Is there measurement that correlates with cohesive/pinpoint imaging?


I am currently using single-driver Omega alnico speakers which have the most coherent imagining that I've ever heard.  However, if I wanted to compare them with other speakers (including multi-way speakers with crossovers) in that regard, are there any specific measurements to account for?  Would measured delay between driver signals in a multi-way speaker be a useful proxy?
redwoodaudio
of course

measurements and specs explain everything, what is the matter with you?

in fact, they mean so much, are so meaningful and all encompassing, that i think will soon give up listening to music altogether and just log in and read ASR

i will have the specs and measurements on everything having to do with hifi, won’t even need music anymore

you’ll need to excuse me now, its late and i need to cuddle in bed with my oscilloscope


Above... That was a helpful addition to the thread. Thanks! 

Otherwise, how are these multi-driver speakers solving this problem?  If there's engineering involved there's got to be some math or measurements of some kind.

Do any speakers truly image as coherently as single drivers? If so, there must be a theory. 
Single drivers do not really image coherently. IM distortion from moving at largely different frequencies ruins perceived cohesiveness, not to mention different parts of the speaker behaving different at different frequencies.


Imaging in most recordings is purely conceptual. It is manufactured. Most live recordings have nothing remotely like imaging either with very odd exception and even then. That makes left-right manufactured, and depth to pretty much. Height? It is not there. It just is not in the recording.

Audiophiles will convince themselves of a million reasons why "imaging" is better or worse, right down to fuses. It makes me laugh. Imaging is almost exclusively your room and your speaker and of course the recording. Really awful electronic can impact imaging, but we are talking last bit, and most people are not remotely there.


Want pinpoint imaging .... go into an anechoic chamber or wear heaphones. I know, not the answer you were looking for. Headphones are better, but an anechoic chamber can be a good substitute. Sound a bit like crap though.

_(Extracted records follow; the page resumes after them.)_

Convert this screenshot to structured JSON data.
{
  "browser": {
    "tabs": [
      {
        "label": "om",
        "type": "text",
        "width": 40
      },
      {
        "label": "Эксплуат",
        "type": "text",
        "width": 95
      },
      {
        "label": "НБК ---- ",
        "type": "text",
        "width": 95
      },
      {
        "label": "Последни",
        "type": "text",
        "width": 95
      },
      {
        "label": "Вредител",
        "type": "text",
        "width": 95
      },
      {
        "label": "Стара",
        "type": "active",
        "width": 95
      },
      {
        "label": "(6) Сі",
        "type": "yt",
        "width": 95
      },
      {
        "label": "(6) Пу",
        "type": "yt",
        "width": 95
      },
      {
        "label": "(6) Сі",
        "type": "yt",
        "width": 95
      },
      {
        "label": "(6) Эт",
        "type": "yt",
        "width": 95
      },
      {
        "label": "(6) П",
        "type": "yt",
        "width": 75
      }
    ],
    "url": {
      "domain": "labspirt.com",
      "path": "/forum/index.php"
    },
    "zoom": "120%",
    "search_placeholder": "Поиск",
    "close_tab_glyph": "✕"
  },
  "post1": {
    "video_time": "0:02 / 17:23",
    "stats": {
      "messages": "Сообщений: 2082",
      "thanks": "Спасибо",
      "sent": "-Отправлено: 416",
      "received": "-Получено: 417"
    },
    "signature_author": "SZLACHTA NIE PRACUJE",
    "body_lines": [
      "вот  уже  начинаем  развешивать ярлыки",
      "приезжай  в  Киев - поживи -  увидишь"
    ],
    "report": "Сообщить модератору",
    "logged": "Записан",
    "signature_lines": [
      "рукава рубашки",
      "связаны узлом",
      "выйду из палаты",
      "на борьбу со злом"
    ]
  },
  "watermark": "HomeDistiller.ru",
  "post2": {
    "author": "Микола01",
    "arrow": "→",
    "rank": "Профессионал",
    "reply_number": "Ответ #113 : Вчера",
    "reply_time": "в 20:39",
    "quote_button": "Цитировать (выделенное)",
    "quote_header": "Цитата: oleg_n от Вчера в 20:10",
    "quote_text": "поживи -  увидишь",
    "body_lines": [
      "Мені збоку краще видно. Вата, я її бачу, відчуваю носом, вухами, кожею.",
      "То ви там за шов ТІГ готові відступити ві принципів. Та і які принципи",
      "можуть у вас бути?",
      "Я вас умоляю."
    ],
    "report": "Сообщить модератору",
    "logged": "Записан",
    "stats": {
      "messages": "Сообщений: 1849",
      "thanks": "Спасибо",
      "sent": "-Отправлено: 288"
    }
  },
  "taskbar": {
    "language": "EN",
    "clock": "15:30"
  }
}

So, can you measure imaging? No, but you can measure that impact of the speakers, room and electronics on what reaches the ears and get a relatively good impression of what the likely imaging is like. What I can’t tell you is whether you will like it. It is a trade-off between imaging and ambience in the real world with speakers.
@tomic601 
Time and Phase....read what JA has to say about Vandersteen “imaging champs”....

Thanks for the helpful reply.  I just read JA's review of the Vandersteen Quatro Wood.  His measurements are interesting.   https://www.stereophile.com/content/vandersteen-quatro-wood-ct-loudspeaker-m5-hpa-monoblock-power-amplifier-loudspeaker

"Fig.5 shows the Vandersteen Quatro Wood CT's horizontal radiation pattern, normalized to the tweeter-axis response and plotted up to 45° to the speaker's sides rather than the usual 90°... The contour lines in this graph are impressively even, implying stable stereo imaging."   

"Like its predecessors, Vandersteen's Quatro Wood CT offers a true time-coincident output, due to the stepped-back sub-baffles for the upper-frequency drivers, the first-order crossover slopes, and the fact that all its drive-units are connected in positive acoustic polarity. Fig.9 shows the speaker's step response on the tweeter axis. The initial arrival is an almost textbook right-triangle shape, though the tweeter's output arrives slightly before that of the midrange unit. This confirms that the optimal axis will be 5° below the tweeter axis. Finally, the Quatro Wood CT's cumulative spectral-decay plot (fig.10) is impressively clean."